«Disinteressatamente un cazzo», sbottò Hodges. «Nessuno di voi può prendersi gioco di me. Non vi impegnate certo per pura carità. Traynor, lei si dà da fare a sostenere l’ospedale per mantenere il lusso che ha recentemente acquisito. Sherwood, i suoi interessi sono ancor meno sofisticati perché puramente finanziari, dato che l’ospedale è il cliente più importante della sua banca. Cantor, i suoi sono facili da indovinare. Tutti voi avete interessi nell’Imaging Center, quella joint venture che ho permesso in un momento di follia. Di tutte le decisioni che ho preso come amministratore dell’ospedale, è quella che rimpiango maggiormente.»
«Pensava che fosse un buon accordo, quando lo ha stipulato», osservò il dottor Cantor.
«Solo perché pensavo che fosse l’unico modo per aggiornare lo scanner della TAC in dotazione all’ospedale», spiegò Hodges. «Ma questo è stato prima di rendermi conto che la macchina sarebbe stata ammortizzata in meno di un anno, e così mi sono accorto che lei e gli altri radiologi privati stavate rapinando l’ospedale del denaro che avrebbe dovuto guadagnare.»
«Non m’interessa riaprire questa vecchia questione», disse il dottor Cantor.
«Nemmeno a me, ma il punto è che c’è ben poca carità in quello che fate. La vostra preoccupazione è il guadagno, non il bene dei vostri pazienti o della comunità.»
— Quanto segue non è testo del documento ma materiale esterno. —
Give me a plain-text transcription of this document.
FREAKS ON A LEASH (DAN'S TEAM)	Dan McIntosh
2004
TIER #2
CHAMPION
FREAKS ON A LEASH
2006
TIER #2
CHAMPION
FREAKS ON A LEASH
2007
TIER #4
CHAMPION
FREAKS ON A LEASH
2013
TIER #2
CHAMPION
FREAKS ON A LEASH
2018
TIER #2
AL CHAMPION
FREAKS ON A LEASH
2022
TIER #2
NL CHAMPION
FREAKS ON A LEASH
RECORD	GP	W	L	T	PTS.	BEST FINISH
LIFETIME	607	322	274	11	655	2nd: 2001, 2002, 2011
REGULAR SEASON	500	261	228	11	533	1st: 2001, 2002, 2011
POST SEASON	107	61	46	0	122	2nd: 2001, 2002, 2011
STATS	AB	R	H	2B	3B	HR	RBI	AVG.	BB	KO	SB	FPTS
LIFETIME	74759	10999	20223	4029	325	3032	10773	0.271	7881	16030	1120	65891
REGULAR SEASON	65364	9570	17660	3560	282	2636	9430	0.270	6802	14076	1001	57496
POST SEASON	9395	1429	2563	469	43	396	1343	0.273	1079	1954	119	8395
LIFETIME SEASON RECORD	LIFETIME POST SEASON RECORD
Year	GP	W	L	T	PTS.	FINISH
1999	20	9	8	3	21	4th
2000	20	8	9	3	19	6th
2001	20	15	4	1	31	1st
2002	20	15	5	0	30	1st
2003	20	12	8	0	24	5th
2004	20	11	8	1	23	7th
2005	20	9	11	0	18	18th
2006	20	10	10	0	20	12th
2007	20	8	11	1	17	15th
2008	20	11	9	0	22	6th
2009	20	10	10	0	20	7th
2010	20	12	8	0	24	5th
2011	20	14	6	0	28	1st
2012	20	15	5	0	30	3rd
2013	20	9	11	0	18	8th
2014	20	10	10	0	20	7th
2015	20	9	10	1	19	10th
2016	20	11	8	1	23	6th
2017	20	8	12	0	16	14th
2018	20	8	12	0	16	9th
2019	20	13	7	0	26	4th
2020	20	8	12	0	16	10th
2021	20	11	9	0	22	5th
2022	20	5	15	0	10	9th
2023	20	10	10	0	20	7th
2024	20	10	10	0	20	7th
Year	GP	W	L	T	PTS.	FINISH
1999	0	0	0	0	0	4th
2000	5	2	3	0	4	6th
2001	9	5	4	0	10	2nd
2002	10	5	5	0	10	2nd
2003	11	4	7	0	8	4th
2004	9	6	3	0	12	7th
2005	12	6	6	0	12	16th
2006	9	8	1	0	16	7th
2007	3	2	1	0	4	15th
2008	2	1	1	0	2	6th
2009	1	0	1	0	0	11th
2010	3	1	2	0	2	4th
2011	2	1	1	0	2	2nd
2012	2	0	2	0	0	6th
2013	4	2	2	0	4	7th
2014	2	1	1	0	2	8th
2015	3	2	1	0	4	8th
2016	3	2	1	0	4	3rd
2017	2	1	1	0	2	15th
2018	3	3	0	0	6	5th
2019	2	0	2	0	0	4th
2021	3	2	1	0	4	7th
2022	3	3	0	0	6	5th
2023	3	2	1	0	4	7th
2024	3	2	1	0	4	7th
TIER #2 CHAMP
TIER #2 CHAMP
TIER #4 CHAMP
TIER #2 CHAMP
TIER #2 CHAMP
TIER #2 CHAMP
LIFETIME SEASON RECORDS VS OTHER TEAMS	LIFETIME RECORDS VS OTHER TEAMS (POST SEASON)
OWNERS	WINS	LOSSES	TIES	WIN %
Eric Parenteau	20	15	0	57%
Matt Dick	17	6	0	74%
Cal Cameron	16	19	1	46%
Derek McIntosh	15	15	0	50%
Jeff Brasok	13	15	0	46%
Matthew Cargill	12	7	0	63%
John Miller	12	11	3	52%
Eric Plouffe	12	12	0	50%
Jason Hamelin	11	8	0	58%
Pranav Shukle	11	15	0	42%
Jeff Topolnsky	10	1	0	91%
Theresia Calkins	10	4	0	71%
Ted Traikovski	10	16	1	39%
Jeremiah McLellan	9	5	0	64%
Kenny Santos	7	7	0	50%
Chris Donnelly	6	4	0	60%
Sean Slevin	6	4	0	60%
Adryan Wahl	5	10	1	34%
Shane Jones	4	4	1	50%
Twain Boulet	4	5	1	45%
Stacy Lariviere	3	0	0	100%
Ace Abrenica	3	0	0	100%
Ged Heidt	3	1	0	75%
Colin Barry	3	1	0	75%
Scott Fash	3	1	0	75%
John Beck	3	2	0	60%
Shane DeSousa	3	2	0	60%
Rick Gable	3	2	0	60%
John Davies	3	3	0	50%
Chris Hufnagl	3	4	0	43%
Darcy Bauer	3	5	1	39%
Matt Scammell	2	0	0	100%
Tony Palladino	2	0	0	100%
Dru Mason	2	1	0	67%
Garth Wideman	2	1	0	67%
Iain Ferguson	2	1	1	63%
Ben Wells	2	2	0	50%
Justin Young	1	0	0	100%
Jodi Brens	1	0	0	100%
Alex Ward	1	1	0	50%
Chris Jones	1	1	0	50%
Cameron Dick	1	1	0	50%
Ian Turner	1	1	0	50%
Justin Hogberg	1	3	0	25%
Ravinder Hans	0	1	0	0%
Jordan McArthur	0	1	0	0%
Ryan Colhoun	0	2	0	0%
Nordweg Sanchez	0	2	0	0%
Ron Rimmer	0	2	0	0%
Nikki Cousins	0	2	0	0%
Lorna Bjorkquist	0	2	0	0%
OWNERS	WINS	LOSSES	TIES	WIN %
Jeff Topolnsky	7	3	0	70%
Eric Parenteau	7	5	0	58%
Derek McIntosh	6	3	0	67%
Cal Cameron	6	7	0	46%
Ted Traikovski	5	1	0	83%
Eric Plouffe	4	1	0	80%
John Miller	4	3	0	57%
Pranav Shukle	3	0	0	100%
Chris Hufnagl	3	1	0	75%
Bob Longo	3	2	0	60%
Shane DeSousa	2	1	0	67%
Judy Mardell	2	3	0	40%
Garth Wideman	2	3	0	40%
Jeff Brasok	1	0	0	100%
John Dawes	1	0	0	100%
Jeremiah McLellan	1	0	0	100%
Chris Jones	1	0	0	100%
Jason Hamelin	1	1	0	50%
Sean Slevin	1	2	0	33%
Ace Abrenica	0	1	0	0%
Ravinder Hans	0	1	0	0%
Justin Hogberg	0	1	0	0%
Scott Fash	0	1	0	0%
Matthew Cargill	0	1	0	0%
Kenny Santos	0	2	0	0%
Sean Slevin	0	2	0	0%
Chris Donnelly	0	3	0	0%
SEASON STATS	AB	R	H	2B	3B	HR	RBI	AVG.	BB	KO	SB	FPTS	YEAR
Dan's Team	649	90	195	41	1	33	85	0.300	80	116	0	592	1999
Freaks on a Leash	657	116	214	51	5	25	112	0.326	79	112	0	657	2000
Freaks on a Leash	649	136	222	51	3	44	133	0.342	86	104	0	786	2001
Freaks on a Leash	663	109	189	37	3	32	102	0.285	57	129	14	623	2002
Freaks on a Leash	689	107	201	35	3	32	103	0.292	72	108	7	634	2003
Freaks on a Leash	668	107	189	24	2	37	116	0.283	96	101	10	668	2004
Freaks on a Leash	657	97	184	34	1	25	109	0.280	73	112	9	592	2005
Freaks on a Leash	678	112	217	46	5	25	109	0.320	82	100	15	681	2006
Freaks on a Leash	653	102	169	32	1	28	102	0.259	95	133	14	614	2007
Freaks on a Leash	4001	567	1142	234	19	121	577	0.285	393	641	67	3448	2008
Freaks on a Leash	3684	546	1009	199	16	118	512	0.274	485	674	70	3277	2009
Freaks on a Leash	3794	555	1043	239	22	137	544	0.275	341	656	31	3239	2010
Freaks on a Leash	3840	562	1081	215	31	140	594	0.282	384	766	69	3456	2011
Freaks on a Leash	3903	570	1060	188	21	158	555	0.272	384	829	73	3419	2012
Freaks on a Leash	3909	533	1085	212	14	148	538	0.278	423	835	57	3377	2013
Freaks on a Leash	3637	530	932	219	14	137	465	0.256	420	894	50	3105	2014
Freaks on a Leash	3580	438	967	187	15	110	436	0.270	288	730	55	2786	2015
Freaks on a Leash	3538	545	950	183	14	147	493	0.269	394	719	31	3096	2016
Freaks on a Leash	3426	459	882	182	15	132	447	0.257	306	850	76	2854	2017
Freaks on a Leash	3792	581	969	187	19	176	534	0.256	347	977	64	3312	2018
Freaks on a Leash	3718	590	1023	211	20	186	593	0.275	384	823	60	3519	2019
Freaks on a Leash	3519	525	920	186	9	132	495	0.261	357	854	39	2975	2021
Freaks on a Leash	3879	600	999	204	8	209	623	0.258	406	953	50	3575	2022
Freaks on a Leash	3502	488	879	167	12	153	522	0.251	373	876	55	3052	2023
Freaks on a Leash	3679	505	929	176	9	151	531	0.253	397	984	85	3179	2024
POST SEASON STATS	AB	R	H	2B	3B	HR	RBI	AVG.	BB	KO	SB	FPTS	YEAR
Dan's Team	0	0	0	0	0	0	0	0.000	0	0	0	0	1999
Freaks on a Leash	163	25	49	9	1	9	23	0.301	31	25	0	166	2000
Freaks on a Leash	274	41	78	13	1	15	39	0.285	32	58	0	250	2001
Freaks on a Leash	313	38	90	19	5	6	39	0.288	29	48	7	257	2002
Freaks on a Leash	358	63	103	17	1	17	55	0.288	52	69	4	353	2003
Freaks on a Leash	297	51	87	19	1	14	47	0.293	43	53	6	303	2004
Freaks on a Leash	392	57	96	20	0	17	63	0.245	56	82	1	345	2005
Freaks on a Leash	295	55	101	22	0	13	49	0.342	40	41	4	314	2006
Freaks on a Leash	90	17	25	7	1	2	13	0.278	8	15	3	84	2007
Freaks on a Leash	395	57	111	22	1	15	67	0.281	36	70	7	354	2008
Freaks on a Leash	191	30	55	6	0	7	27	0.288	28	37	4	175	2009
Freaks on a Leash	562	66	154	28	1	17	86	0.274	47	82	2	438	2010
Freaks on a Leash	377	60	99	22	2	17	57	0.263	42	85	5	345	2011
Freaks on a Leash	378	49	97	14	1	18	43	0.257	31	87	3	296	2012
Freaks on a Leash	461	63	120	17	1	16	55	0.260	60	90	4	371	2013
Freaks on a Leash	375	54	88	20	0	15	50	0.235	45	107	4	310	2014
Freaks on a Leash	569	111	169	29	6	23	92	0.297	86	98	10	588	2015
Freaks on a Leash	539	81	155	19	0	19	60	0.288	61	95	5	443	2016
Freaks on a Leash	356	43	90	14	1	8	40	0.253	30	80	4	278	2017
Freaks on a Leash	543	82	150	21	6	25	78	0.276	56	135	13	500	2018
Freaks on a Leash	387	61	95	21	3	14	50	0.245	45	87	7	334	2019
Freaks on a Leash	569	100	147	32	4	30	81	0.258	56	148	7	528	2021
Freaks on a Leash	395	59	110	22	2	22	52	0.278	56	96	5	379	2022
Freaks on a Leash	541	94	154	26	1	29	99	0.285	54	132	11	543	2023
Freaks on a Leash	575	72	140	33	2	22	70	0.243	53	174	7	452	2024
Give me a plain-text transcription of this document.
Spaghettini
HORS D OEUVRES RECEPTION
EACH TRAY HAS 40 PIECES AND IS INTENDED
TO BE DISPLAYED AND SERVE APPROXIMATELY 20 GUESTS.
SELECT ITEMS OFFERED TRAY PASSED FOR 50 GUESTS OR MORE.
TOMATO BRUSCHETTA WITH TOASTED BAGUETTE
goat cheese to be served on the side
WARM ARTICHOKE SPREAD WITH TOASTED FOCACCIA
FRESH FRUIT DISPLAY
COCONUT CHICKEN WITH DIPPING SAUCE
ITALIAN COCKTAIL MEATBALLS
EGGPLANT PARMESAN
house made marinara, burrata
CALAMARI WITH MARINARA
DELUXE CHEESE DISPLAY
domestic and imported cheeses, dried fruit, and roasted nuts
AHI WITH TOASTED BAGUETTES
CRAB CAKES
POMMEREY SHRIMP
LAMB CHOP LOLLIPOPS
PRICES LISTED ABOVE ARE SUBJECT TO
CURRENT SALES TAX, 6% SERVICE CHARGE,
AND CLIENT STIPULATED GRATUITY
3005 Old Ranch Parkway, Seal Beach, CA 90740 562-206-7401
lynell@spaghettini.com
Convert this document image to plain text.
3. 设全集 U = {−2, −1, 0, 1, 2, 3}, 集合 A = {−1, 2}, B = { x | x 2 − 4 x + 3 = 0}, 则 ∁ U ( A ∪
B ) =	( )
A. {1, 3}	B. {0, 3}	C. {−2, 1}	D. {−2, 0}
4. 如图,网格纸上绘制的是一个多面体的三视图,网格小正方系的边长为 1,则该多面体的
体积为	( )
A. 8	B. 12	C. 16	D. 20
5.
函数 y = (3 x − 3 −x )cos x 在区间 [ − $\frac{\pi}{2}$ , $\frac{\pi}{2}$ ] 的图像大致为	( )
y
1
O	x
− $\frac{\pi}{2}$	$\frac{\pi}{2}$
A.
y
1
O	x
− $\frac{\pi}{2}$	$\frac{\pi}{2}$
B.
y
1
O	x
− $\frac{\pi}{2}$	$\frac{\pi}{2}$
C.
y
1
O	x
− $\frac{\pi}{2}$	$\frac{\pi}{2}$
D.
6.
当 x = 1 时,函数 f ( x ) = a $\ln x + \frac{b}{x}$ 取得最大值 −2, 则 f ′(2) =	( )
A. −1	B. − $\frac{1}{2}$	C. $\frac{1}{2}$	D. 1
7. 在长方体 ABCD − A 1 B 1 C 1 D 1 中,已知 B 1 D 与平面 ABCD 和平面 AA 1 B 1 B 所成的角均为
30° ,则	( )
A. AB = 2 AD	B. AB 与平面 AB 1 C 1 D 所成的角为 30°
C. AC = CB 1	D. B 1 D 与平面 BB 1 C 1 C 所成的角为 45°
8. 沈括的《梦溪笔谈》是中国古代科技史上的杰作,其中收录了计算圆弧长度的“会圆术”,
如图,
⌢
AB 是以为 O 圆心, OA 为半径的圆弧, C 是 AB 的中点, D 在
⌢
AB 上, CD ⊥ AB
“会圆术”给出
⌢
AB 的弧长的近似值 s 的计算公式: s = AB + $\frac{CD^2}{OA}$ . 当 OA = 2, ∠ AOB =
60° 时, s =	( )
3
«Non è certo lei quello che può farci la predica», sbottò Traynor. «Lei ha gestito l’ospedale come un feudo personale. Ci dica un po’: chi si è preso cura della sua casa in tutti questi anni?»
«Che cosa intende dire?» balbettò Hodges, mentre i suoi occhi saettavano avanti e indietro fra gli uomini che gli stavano davanti.
«Non è una domanda complicata», rispose Traynor, mentre la collera lo sommergeva. Aveva conficcato un coltello nel petto di Hodges e ora voleva affondarlo fino al manico.
«Non so proprio che cosa abbia a che fare la mia casa con tutto questo», riuscì a mormorare Hodges.